L'article 137 de la loi du 26 janvier 2016 précise que le nouvel article 14-2 de la loi du 6 juillet 1989 « est applicable aux contrats de location en cours à la date de publication de la présente loi. La notification de la décision de l'établissement public de santé concerné doit alors intervenir dans un délai de huit mois avant la date d'effet de la résiliation. Le locataire qui répond aux conditions de ressources annuelles équivalentes ou inférieures au plafond prévu pour les prêts locatifs sociaux, mentionné au III de l'article 15 de la loi n° 89-462 du 6 juillet 1989 tendant à améliorer les rapports locatifs et portant modification de la loi n° 86-1290 du 23 décembre 1986, titulaire d'un contrat de location à la date de publication de la présente loi, n'est pas concerné par les présentes dispositions ».
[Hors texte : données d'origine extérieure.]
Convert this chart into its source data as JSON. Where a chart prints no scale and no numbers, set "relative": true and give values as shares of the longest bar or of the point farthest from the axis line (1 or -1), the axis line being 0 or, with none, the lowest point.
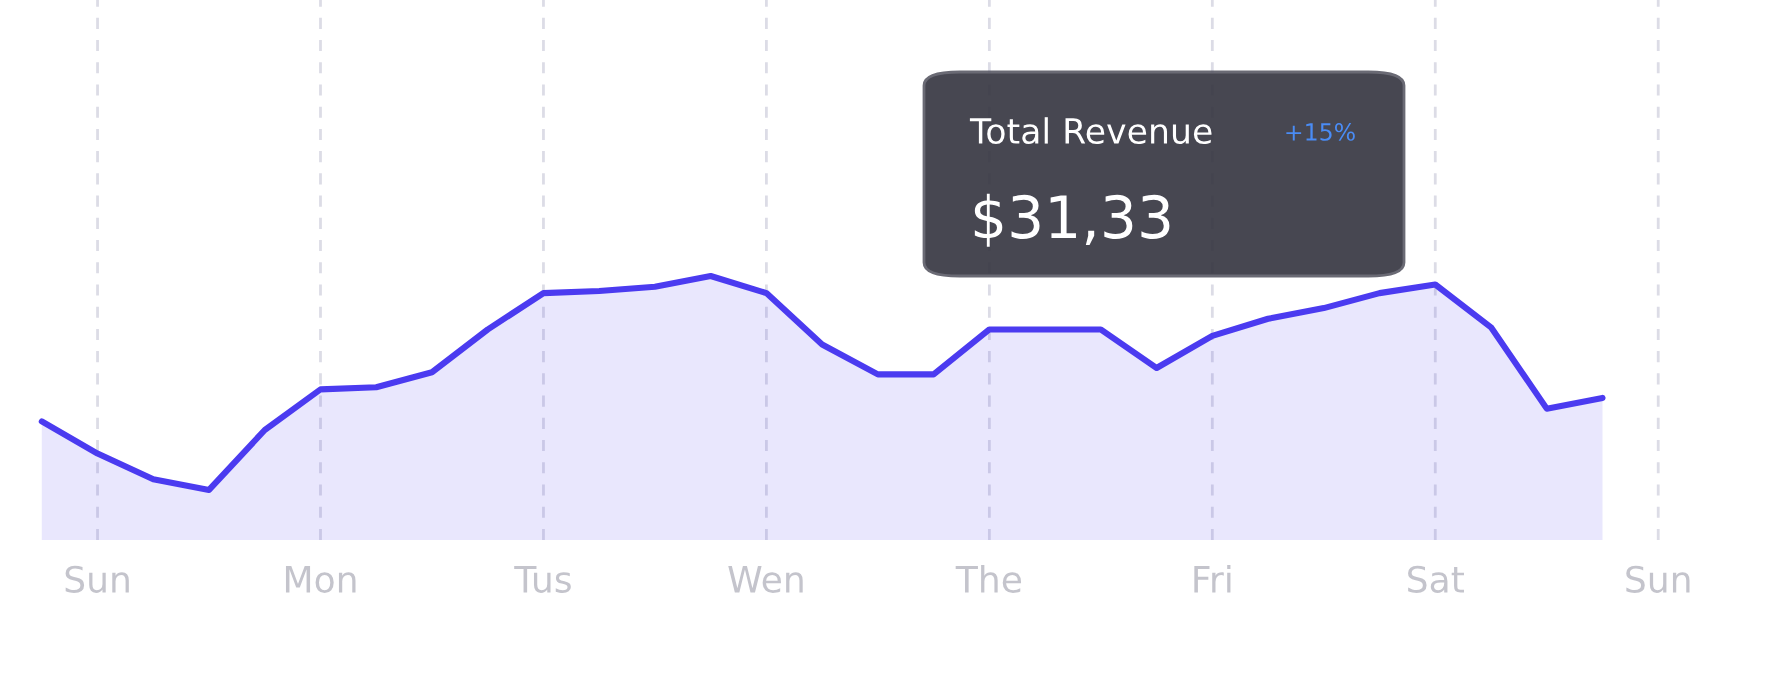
{
  "chart_data": {
    "type": "area",
    "relative": true,
    "categories": [
      null,
      "Sun",
      null,
      null,
      null,
      "Mon",
      null,
      null,
      null,
      "Tus",
      null,
      null,
      null,
      "Wen",
      null,
      null,
      null,
      "The",
      null,
      null,
      null,
      "Fri",
      null,
      null,
      null,
      "Sat",
      null,
      null,
      null,
      "Sun"
    ],
    "series": [
      {
        "color": "#4b3bf0",
        "values": [
          0.32,
          0.17,
          0.05,
          0,
          0.28,
          0.47,
          0.48,
          0.55,
          0.75,
          0.92,
          0.93,
          0.95,
          1,
          0.92,
          0.68,
          0.54,
          0.54,
          0.75,
          0.75,
          0.75,
          0.57,
          0.72,
          0.8,
          0.85,
          0.92,
          0.96,
          0.76,
          0.38,
          0.43,
          null
        ]
      }
    ],
    "grid": "x",
    "annotations": [
      "Total Revenue",
      "+15%",
      "$31,33"
    ]
  }
}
Autrement dit, le préavis de six mois à compter de la notification de la décision de l'établissement public, n'est applicable qu'aux baux conclus après l'entrée en vigueur de la loi du 26 janvier 2016. Les locataires dont les baux sont antérieurs à cette entrée en vigueur bénéficient d'un préavis de huit mois.

En outre, le bailleur établissement public ne peut mettre en œuvre sa prérogative d'éviction à l'égard d'un locataire dont les revenus sont inférieurs au plafond mentionné dans la loi.

Un arrêt de la cour d'appel de Paris, Pôle 4, chambre 4 du 16 novembre 2021 n° 19/10524 a aussi admis que le nouvel article 14-2 n'interdit pas aux établissements publics de santé de donner congé à l'échéance du bail sur le fondement du motif légitime et sérieux de l'article 15-I de la loi du 6 juillet 1989. Cet arrêt retient en outre que si l'établissement public de santé agit avant l'échéance du bail, il doit se fonder sur l'article 14-2, mais s'il agit à l'échéance du bail, il doit donner congé sur le fondement du motif légitime et sérieux de l'article 15-I. Toutefois, cette doctrine manque de logique : le locataire serait moins protégé en cours de bail qu'à l'échéance...

 

Saisi par la Cour de cassation (Civ, 3ème, 16 janvier 2018, n° 17-40059), le Conseil constitutionnel, par décision n° 2018-697 QPC du 6 avril 2018, a jugé que le  nouvel article 14-2 de la loi du 6 juillet 1989 est conforme à la Constitution sous cette réserve, que la loi ne mentionne pas que les établissement publics ne peuvent pas mettre en œuvre ces prérogatives exorbitantes à l'égard d'agents qui sont en activité pour ces établissements, mais seulement à l'égard de ceux qui ne sont plus employés par l'établissement public.

 

S'agissant de l'article 137 de la loi du 26 janvier 2016, qui étend et alourdit même les dispositions nouvelles pour les contrats conclus antérieurement à cette loi, le Conseil a retenu que, compte tenu des objectifs poursuivis par le législateur, il ne méconnaît pas le droit au maintien des contrats légalement conclus.

 

Logiquement, les dispositions dérogatoires relatives à la gestion des baux des établissements publics de santé ne s'appliquent qu'aux logements qui sont la propriété de ces établissements, qu'ils relèvent de leur domaine public ou de leur domaine privé (environ 9200 logements pour l'AP-HP de Paris). Ces dispositions ne peuvent pas s'appliquer aux baux des bailleurs sociaux qui ont conclu avec un établissement public de santé une convention conférant des droits de réservation.